In the Bible, Job suffers endlessly. God lets Satan take his children, his wealth and physically afflict him with no end in sight. It’s a test of faith, and a parable (or that rationalizing opium of the masses that Marx was so down on) as to why God allows such inequitable ills to wreak havoc on the faithful good. A similar ordeal faces the unfortunate Kolya (Aleksey Serebryakov) in director Andrey Zvyagintsev’sLeviathan. Kolya becomes the target of the corrupt mayor (Roman Madyanov, brilliantly conjuring up shades of Bob Hoskins in The Long Good Friday and current Russian President Vladimir Putin) in a northwestern Russian province, near the Finnish border. The unscrupulous magistrate desires Kolya’s land because of its strategic locale, situated between the sea and a broad waterway—and he’s more than willing to bend his official rule to legally wrest the holding.

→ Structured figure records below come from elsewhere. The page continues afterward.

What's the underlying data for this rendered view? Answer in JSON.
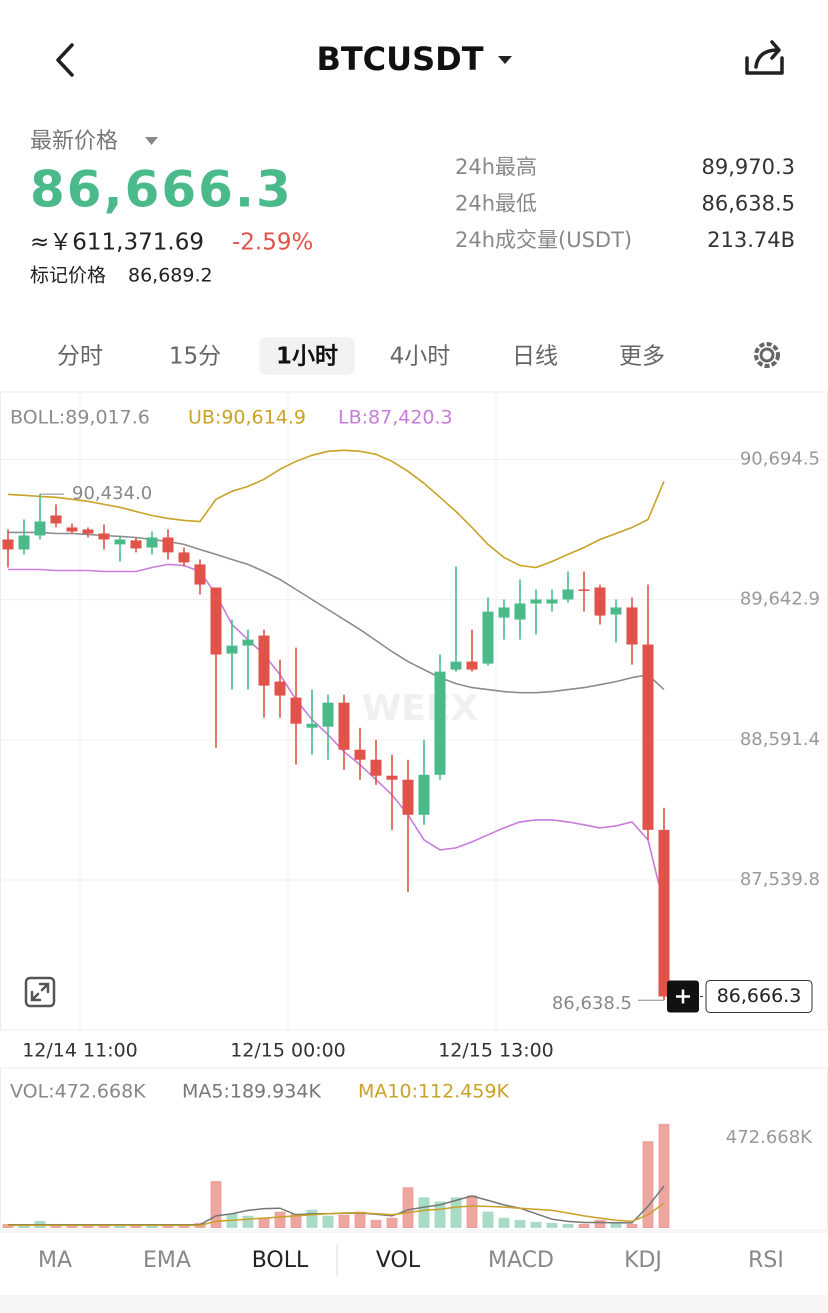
{
  "header": {
    "title": "BTCUSDT"
  },
  "ticker": {
    "label": "最新价格",
    "price": "86,666.3",
    "cny": "≈￥611,371.69",
    "change": "-2.59%",
    "mark_label": "标记价格",
    "mark_price": "86,689.2"
  },
  "stats": [
    {
      "label": "24h最高",
      "value": "89,970.3"
    },
    {
      "label": "24h最低",
      "value": "86,638.5"
    },
    {
      "label": "24h成交量(USDT)",
      "value": "213.74B"
    }
  ],
  "timeframes": [
    "分时",
    "15分",
    "1小时",
    "4小时",
    "日线",
    "更多"
  ],
  "active_timeframe": 2,
  "chart_data": [
    {
      "type": "candlestick",
      "watermark": "WEEX",
      "open": [
        90094,
        90019,
        90124,
        90274,
        90184,
        90169,
        90139,
        90057,
        90087,
        90034,
        90109,
        89997,
        89907,
        89734,
        89238,
        89298,
        89373,
        89028,
        88908,
        88682,
        88690,
        88870,
        88517,
        88442,
        88322,
        88292,
        88029,
        88329,
        89118,
        89178,
        89163,
        89508,
        89493,
        89614,
        89614,
        89644,
        89719,
        89734,
        89531,
        89584,
        89306,
        87916
      ],
      "high": [
        90169,
        90244,
        90434.0,
        90357,
        90214,
        90184,
        90207,
        90124,
        90109,
        90154,
        90169,
        90034,
        89944,
        89734,
        89493,
        89418,
        89418,
        89193,
        89283,
        88968,
        88930,
        88930,
        88682,
        88592,
        88480,
        88442,
        88592,
        89231,
        89891,
        89418,
        89659,
        89644,
        89794,
        89719,
        89719,
        89854,
        89854,
        89756,
        89644,
        89659,
        89756,
        88082
      ],
      "low": [
        89884,
        89982,
        90094,
        90184,
        90139,
        90109,
        90019,
        89929,
        89997,
        89982,
        89944,
        89891,
        89681,
        88532,
        88968,
        88968,
        88757,
        88757,
        88405,
        88480,
        88442,
        88367,
        88292,
        88254,
        87916,
        87451,
        87954,
        88292,
        89103,
        89103,
        89148,
        89343,
        89343,
        89381,
        89553,
        89621,
        89553,
        89456,
        89321,
        89155,
        87841,
        86638.5
      ],
      "close": [
        90019,
        90124,
        90229,
        90214,
        90154,
        90139,
        90094,
        90094,
        90027,
        90109,
        89997,
        89922,
        89756,
        89231,
        89298,
        89343,
        88998,
        88923,
        88712,
        88712,
        88870,
        88517,
        88442,
        88322,
        88292,
        88029,
        88329,
        89103,
        89178,
        89118,
        89553,
        89584,
        89614,
        89644,
        89644,
        89719,
        89712,
        89523,
        89584,
        89306,
        87916,
        86666.3
      ],
      "high_label": "90,434.0",
      "low_label": "86,638.5",
      "last_label": "86,666.3",
      "up_color": "#4aba8b",
      "down_color": "#e0524a",
      "series": [
        {
          "label": "BOLL:89,017.6",
          "color": "#8c8c8c",
          "values": [
            90147,
            90147,
            90147,
            90139,
            90139,
            90132,
            90124,
            90117,
            90109,
            90094,
            90079,
            90057,
            90019,
            89982,
            89944,
            89907,
            89854,
            89794,
            89719,
            89644,
            89569,
            89493,
            89418,
            89336,
            89253,
            89178,
            89118,
            89058,
            89013,
            88983,
            88968,
            88953,
            88945,
            88945,
            88953,
            88968,
            88983,
            89005,
            89028,
            89058,
            89080,
            88968
          ]
        },
        {
          "label": "UB:90,614.9",
          "color": "#c9a227",
          "values": [
            90432,
            90425,
            90417,
            90410,
            90395,
            90380,
            90357,
            90335,
            90304,
            90274,
            90252,
            90237,
            90229,
            90395,
            90455,
            90492,
            90545,
            90620,
            90680,
            90725,
            90755,
            90763,
            90755,
            90733,
            90680,
            90605,
            90515,
            90410,
            90304,
            90184,
            90057,
            89959,
            89899,
            89884,
            89929,
            89982,
            90034,
            90094,
            90139,
            90184,
            90244,
            90530
          ]
        },
        {
          "label": "LB:87,420.3",
          "color": "#c77ddb",
          "values": [
            89869,
            89869,
            89869,
            89861,
            89861,
            89861,
            89854,
            89854,
            89854,
            89884,
            89907,
            89899,
            89854,
            89681,
            89456,
            89343,
            89231,
            89080,
            88893,
            88743,
            88630,
            88502,
            88405,
            88292,
            88179,
            88029,
            87841,
            87766,
            87781,
            87826,
            87879,
            87931,
            87976,
            87991,
            87991,
            87976,
            87954,
            87931,
            87946,
            87976,
            87841,
            87353
          ]
        }
      ],
      "ylim": [
        86400,
        91200
      ],
      "yticks": [
        {
          "value": 90694.5,
          "label": "90,694.5"
        },
        {
          "value": 89642.9,
          "label": "89,642.9"
        },
        {
          "value": 88591.4,
          "label": "88,591.4"
        },
        {
          "value": 87539.8,
          "label": "87,539.8"
        }
      ],
      "xlim": [
        -0.5,
        51.25
      ],
      "xticks": [
        {
          "value": 4.5,
          "label": "12/14 11:00"
        },
        {
          "value": 17.5,
          "label": "12/15 00:00"
        },
        {
          "value": 30.5,
          "label": "12/15 13:00"
        }
      ],
      "grid": true
    },
    {
      "type": "bar",
      "up_color": "#a9dcc6",
      "down_color": "#eda5a0",
      "series": [
        {
          "label": "VOL:472.668K",
          "color": "#888888",
          "values": [
            18.5,
            13.9,
            32.4,
            18.5,
            13.9,
            13.9,
            9.3,
            9.3,
            9.3,
            9.3,
            9.3,
            9.3,
            23.2,
            213,
            64.8,
            55.6,
            46.3,
            74.1,
            64.8,
            83.3,
            55.6,
            60.2,
            74.1,
            37.0,
            46.3,
            185,
            139,
            120,
            139,
            148,
            74.1,
            46.3,
            37.0,
            27.8,
            23.2,
            18.5,
            18.5,
            37.0,
            23.2,
            18.5,
            394,
            472.668
          ]
        },
        {
          "label": "MA5:189.934K",
          "color": "#777777",
          "values": [
            15,
            15,
            15,
            15,
            15,
            15,
            15,
            15,
            15,
            15,
            15,
            15,
            15,
            55,
            65,
            80,
            88,
            90,
            60,
            65,
            65,
            67,
            68,
            62,
            55,
            82,
            95,
            105,
            125,
            145,
            125,
            105,
            90,
            65,
            40,
            30,
            25,
            25,
            24,
            23,
            98,
            189.934
          ]
        },
        {
          "label": "MA10:112.459K",
          "color": "#c9a227",
          "values": [
            12,
            12,
            12,
            12,
            12,
            12,
            12,
            12,
            12,
            12,
            12,
            12,
            12,
            30,
            35,
            40,
            45,
            50,
            55,
            60,
            65,
            68,
            70,
            65,
            60,
            70,
            80,
            85,
            95,
            100,
            98,
            95,
            90,
            85,
            80,
            68,
            55,
            45,
            35,
            30,
            60,
            112.459
          ]
        }
      ],
      "ylim": [
        0,
        490
      ],
      "yticks": [
        {
          "value": 472.668,
          "label": "472.668K"
        }
      ],
      "xlim": [
        -0.5,
        51.25
      ]
    }
  ],
  "indicators": [
    "MA",
    "EMA",
    "BOLL",
    "VOL",
    "MACD",
    "KDJ",
    "RSI"
  ],
  "active_indicators": [
    2,
    3
  ]
}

Both steely and acquiescing, Kolya doesn’t seem to have a chance in the annexation process, especially given his best defense is self-contained, vodka-fueled rage—that is until a visit from his army mate from Moscow, Dmitri (Vladimir Vdovichenkov), now an attorney with a J. Edgar-style file of dirt on the mayor. Blessedly, Leviathanis not a courtroom drama, nor is Dmitri the crisp, clean savior he initially appears. The mayor also runs a goon squad on the side to do his bidding when the bureaucratic machinery does not move as fast as he would like, and as a result, some near-Goodfellas violence breaks out, but two of the most pivotal scenes—a molestation and a murder—take place outside the periphery of the lens. There is never any real rewind to provide a definitive “what happened,” the enigmatic weight of which tugs piquantly at the viewer’s orientation and sense of morality.
The Scriptures also contain the story about a leviathan that swallowed an imperiled soul by the name of Jonah. And while the film is dotted by a series of meta-theological interludes between Kolya and the village’s Orthodox Christian priest and the profound recurring imagery of whales and whale carcasses, Zvyagintsev’sLeviathan ultimately takes its cue from Thomas Hobbes’ book of the same name; Hobbes theorized that an effective, all-inclusive government must fairly address the needs of its lower social strata or risk overthrow. The folding in of the Job theme—where the hand of power, and its thumb on the throttle of torment, is not that of the Almighty but a “fair” and democratically elected stewardship that does not abide with the Creator’s embracing benevolence—blends both the biblical and Kafka-esque motifs seamlessly and provocatively.
Given how things have gone of late in the former Soviet Union for gays and protest artists like Pussy Riot, it’s astonishing that Zvyagintsev’s pointed vision found the light of day. Zvyagintsev—whose 2005 film The Return was also set in the remotes of Russia and painted an emotional portrait of two brothers coming to terms with the father they never knew—has rendered something affecting and timeless and free of geographic or theological boundaries. The widescreen cinematography by Mikhail Krichman that captures the region’s definitive craggy ravines and desolate shores (where the unexpected wash up), as well as Serebryakov’s subdued but simmering performance, underscore Zvyagintsev’s mission with purpose and poetry.
In the end, Leviathan feels epic and tiring, but all without a dull blip. It’s a rigorous and challenging workout for the soul. In the pantheon of great recent Russian works, Burnt by the Sun makes for a good companion piece in its staid, violent undercurrents, but in texture and exploration of the human condition, the more ethereal and subtly complex The Sacrifice by the late, great Andrei Tarkovsky is a more apt specter of the beast.